I am baffling with this homework problem: Assume that a smooth function u solves the heat equation $u_t − \Delta u = 0.$ Show that also the function $v(x, t) = \langle x, ∇u(x, t) \rangle + 2tu_t (x, t)$ solves the heat equation. Here $\langle \cdot, \cdot \rangle$ denotes the innerproduct $ f,g \mapsto \int_{\mathbb{R}^N} f(x) \cdot g(x) dx$ .
I was considering to use integration by parts but, to my understanding, nothing guarantees that the solution $u$ even vanishes on the boundaries. Some clues are welcome.
For $\langle \cdot, \cdot \rangle $ denoting the Euclidian scalar product you get $$v_t = \nabla u \cdot \boldsymbol{x}_t + \boldsymbol{x} \cdot \partial_t \nabla u + 2 (u_{tt} + u_t) = \boldsymbol{x} \cdot \partial_t \nabla u + 2 (tu_{tt} + u_t) \tag{1}$$ Use Green's Vector identity for the $\Delta \langle \boldsymbol{x}, \nabla u \rangle$ and the fact that $\nabla \times \nabla v \equiv 0 \: \forall \: v \in \mathbb{R}^n$ \begin{align}\Delta v &= \nabla u \cdot \Delta \boldsymbol{x} - \boldsymbol{x} \cdot \Delta \nabla u + 2 \nabla \cdot \Big( (\boldsymbol{x} \cdot \nabla) \nabla u + \boldsymbol{x} \times (\nabla \times \nabla u) \Big) + 2 t \Delta u_t \\ &= - \boldsymbol{x} \cdot \Delta \nabla u + 2 \nabla \cdot \Big( (\boldsymbol{x} \cdot \nabla) \nabla u \Big) + 2 t \Delta u_t \tag{2} \end{align}
The terms including $t$ cancel each other for a smooth $u$ (can interchange differentiations arbitrarily). Formally, you can define the operator $2 t \partial_t$ which is then applied to $u_t - \Delta u_t$.

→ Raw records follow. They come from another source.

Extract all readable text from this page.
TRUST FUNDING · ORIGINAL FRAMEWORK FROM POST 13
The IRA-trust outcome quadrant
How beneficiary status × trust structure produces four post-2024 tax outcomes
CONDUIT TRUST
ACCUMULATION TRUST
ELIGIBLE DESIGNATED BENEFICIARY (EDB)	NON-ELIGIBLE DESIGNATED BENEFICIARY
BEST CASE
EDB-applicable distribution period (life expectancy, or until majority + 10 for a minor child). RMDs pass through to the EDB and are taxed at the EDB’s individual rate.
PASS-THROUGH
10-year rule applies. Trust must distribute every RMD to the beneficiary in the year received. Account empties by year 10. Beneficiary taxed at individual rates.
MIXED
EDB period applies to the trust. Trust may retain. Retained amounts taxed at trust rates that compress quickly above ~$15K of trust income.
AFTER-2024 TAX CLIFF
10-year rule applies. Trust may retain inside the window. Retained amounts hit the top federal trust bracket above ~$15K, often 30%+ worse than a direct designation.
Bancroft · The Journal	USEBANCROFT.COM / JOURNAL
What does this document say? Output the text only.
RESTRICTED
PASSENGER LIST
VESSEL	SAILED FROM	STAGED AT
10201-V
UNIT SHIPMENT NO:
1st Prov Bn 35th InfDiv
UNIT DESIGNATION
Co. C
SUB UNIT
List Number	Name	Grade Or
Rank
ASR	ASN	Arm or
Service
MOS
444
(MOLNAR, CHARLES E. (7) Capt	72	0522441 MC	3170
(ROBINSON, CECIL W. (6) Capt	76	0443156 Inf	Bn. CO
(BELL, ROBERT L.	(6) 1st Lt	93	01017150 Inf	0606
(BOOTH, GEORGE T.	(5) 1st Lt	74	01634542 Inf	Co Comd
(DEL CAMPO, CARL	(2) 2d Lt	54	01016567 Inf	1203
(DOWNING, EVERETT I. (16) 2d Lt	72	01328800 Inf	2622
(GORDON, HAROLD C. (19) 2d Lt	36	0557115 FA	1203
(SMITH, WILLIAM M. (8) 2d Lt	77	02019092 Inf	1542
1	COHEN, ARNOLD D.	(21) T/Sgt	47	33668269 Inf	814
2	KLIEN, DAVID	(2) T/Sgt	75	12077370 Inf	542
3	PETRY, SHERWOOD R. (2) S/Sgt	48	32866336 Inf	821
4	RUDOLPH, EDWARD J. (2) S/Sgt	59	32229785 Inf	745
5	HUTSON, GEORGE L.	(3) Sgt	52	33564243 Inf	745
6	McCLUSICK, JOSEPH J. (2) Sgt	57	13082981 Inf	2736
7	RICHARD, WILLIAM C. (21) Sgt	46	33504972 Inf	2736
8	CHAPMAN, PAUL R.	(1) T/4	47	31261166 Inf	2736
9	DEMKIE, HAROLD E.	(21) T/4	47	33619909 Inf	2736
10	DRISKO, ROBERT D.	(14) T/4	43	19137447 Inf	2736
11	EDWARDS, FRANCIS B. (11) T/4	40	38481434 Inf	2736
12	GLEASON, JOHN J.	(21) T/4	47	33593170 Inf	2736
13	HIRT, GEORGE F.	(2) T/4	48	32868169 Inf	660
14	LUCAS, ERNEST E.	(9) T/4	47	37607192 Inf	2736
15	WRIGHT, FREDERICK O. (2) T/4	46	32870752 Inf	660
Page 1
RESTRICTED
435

To simplify the remaining terms, index notation is employed. \begin{align} - \boldsymbol{x} \cdot \Delta \nabla u + 2 \nabla \cdot \Big( (\boldsymbol{x} \cdot \nabla) \nabla u \Big) =& -x_i \partial_i \partial_j\partial_j u + 2 \partial_i (x_j \partial_j\partial_i u ) \\ &= -x_i \partial_i \partial_j\partial_j u + 2 \big( \delta_{ij} \partial_j \partial_i u + x_i \partial_i\partial_j\partial_j u \big) \\ & = 2 \partial_i \partial_i u + x_i \partial_i\partial_j\partial_j u \\ &= 2 \Delta u + \boldsymbol{x} \cdot \nabla \Delta u \end{align}
Clearly, $2u_t - 2 \Delta u = 0$. By interchanging the temporal and spatial derivatives and defining the operator $\boldsymbol{x} \cdot \nabla $ also the last remaining terms cancel.